Francamente, al momento è impossibile dedurre quali dovrebbero essere gli effetti positivi di una simile joint venture - e la mia non è negatività, bensì curiosità. Cosa potrebbe fare Yahoo, usato oggi dal 10% dei navigatori e ormai basato su Bing, per Mozilla, che mese dopo mese perde sempre più terreno nei confronti di Chrome?

“I nostri accordi [con Google] scadevano quest’anno, e ci siamo ritrovati a poter gestire questa occasione come un motivo per rimettere in discussione la nostra strategia per la competitività. È nostra convinzione che questo passo avanti concederà un maggiore potere di scelta a un numero crescente di persone provenienti da tutto il mondo. Sarà un’opportunità per l’innovazione e in definitiva restituirà un po’ di controllo sulla vita online agli utenti”.

Queste sono le parole di Chris Beard, CEO di Mozilla. Marissa Mayer, dal canto suo è più focalizzata sul prodotto e vuole ottenere degli effetti reali e tangibili dalla partnership: più traffico proveniente dalle ricerche.
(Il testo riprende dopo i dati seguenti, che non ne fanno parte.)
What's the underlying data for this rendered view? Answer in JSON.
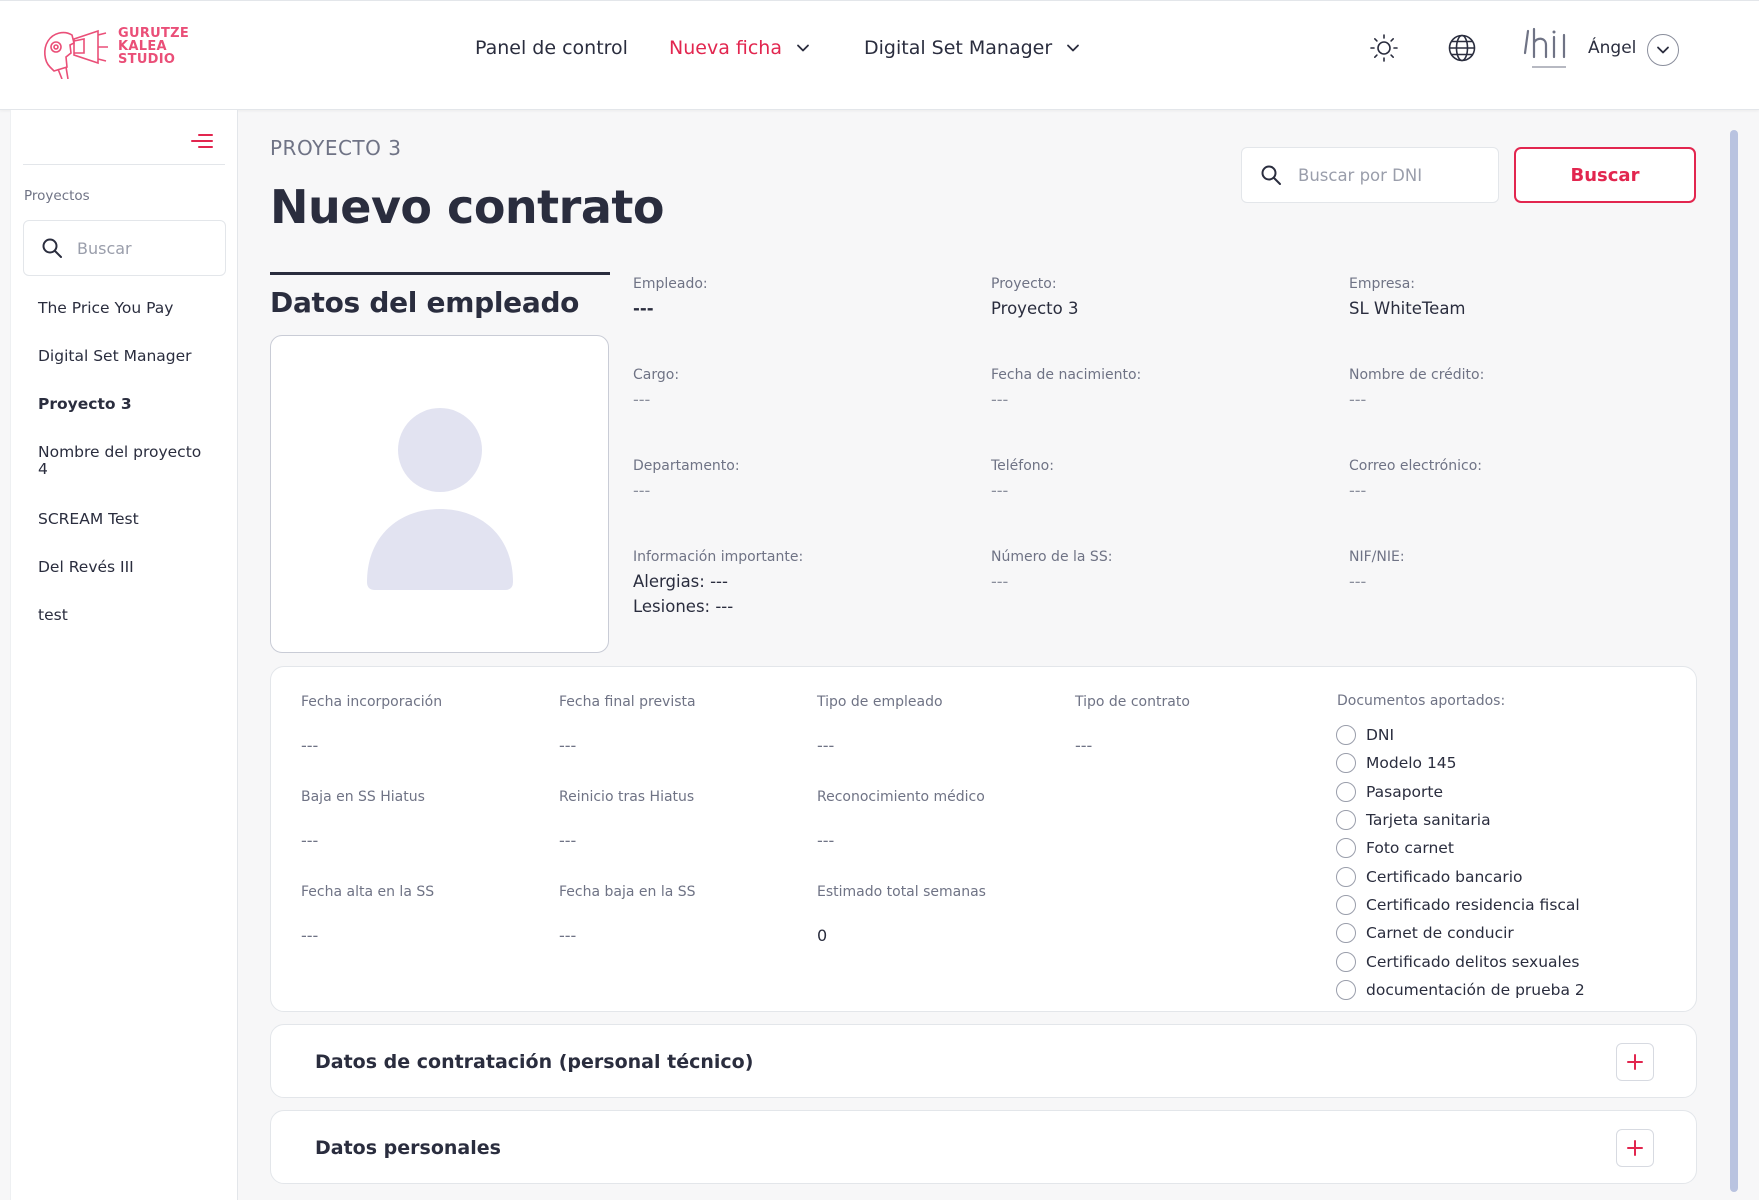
{
  "brand": {
    "logo_lines": [
      "GURUTZE",
      "KALEA",
      "STUDIO"
    ],
    "accent": "#e2264f",
    "logo_color": "#ea4f78"
  },
  "nav": {
    "items": [
      {
        "label": "Panel de control",
        "dropdown": false,
        "active": false
      },
      {
        "label": "Nueva ficha",
        "dropdown": true,
        "active": true
      },
      {
        "label": "Digital Set Manager",
        "dropdown": true,
        "active": false
      }
    ],
    "user_name": "Ángel"
  },
  "sidebar": {
    "section_label": "Proyectos",
    "search_placeholder": "Buscar",
    "projects": [
      {
        "label": "The Price You Pay",
        "selected": false
      },
      {
        "label": "Digital Set Manager",
        "selected": false
      },
      {
        "label": "Proyecto 3",
        "selected": true
      },
      {
        "label": "Nombre del proyecto 4",
        "selected": false
      },
      {
        "label": "SCREAM Test",
        "selected": false
      },
      {
        "label": "Del Revés III",
        "selected": false
      },
      {
        "label": "test",
        "selected": false
      }
    ]
  },
  "header": {
    "project": "PROYECTO 3",
    "title": "Nuevo contrato",
    "dni_placeholder": "Buscar por DNI",
    "search_button": "Buscar"
  },
  "employee": {
    "section_title": "Datos del empleado",
    "fields": {
      "empleado": {
        "label": "Empleado:",
        "value": "---"
      },
      "proyecto": {
        "label": "Proyecto:",
        "value": "Proyecto 3"
      },
      "empresa": {
        "label": "Empresa:",
        "value": "SL WhiteTeam"
      },
      "cargo": {
        "label": "Cargo:",
        "value": "---"
      },
      "nacimiento": {
        "label": "Fecha de nacimiento:",
        "value": "---"
      },
      "credito": {
        "label": "Nombre de crédito:",
        "value": "---"
      },
      "departamento": {
        "label": "Departamento:",
        "value": "---"
      },
      "telefono": {
        "label": "Teléfono:",
        "value": "---"
      },
      "correo": {
        "label": "Correo electrónico:",
        "value": "---"
      },
      "info": {
        "label": "Información importante:",
        "alergias": "Alergias: ---",
        "lesiones": "Lesiones: ---"
      },
      "ss": {
        "label": "Número de la SS:",
        "value": "---"
      },
      "nif": {
        "label": "NIF/NIE:",
        "value": "---"
      }
    }
  },
  "contract": {
    "fields": {
      "incorporacion": {
        "label": "Fecha incorporación",
        "value": "---"
      },
      "final": {
        "label": "Fecha final prevista",
        "value": "---"
      },
      "tipo_empleado": {
        "label": "Tipo de empleado",
        "value": "---"
      },
      "tipo_contrato": {
        "label": "Tipo de contrato",
        "value": "---"
      },
      "baja_hiatus": {
        "label": "Baja en SS Hiatus",
        "value": "---"
      },
      "reinicio": {
        "label": "Reinicio tras Hiatus",
        "value": "---"
      },
      "medico": {
        "label": "Reconocimiento médico",
        "value": "---"
      },
      "alta_ss": {
        "label": "Fecha alta en la SS",
        "value": "---"
      },
      "baja_ss": {
        "label": "Fecha baja en la SS",
        "value": "---"
      },
      "semanas": {
        "label": "Estimado total semanas",
        "value": "0"
      }
    },
    "docs_label": "Documentos aportados:",
    "docs": [
      "DNI",
      "Modelo 145",
      "Pasaporte",
      "Tarjeta sanitaria",
      "Foto carnet",
      "Certificado bancario",
      "Certificado residencia fiscal",
      "Carnet de conducir",
      "Certificado delitos sexuales",
      "documentación de prueba 2"
    ]
  },
  "accordions": [
    {
      "title": "Datos de contratación (personal técnico)"
    },
    {
      "title": "Datos personales"
    }
  ]
}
E per tutto il resto: “Non vedo l’ora di scoprire quali innovazioni costruiremo assieme”.

In sintesi né Yahoo né Mozilla sanno ancora come sfrutteranno le capacità del nuovo alleato, ma entrambi erano desiderosi di rimescolare le carte in tavola e correre qualche rischio pur di turbare lo status quo, che viene visto come una situazione fallimentare e priva di vie d’uscita.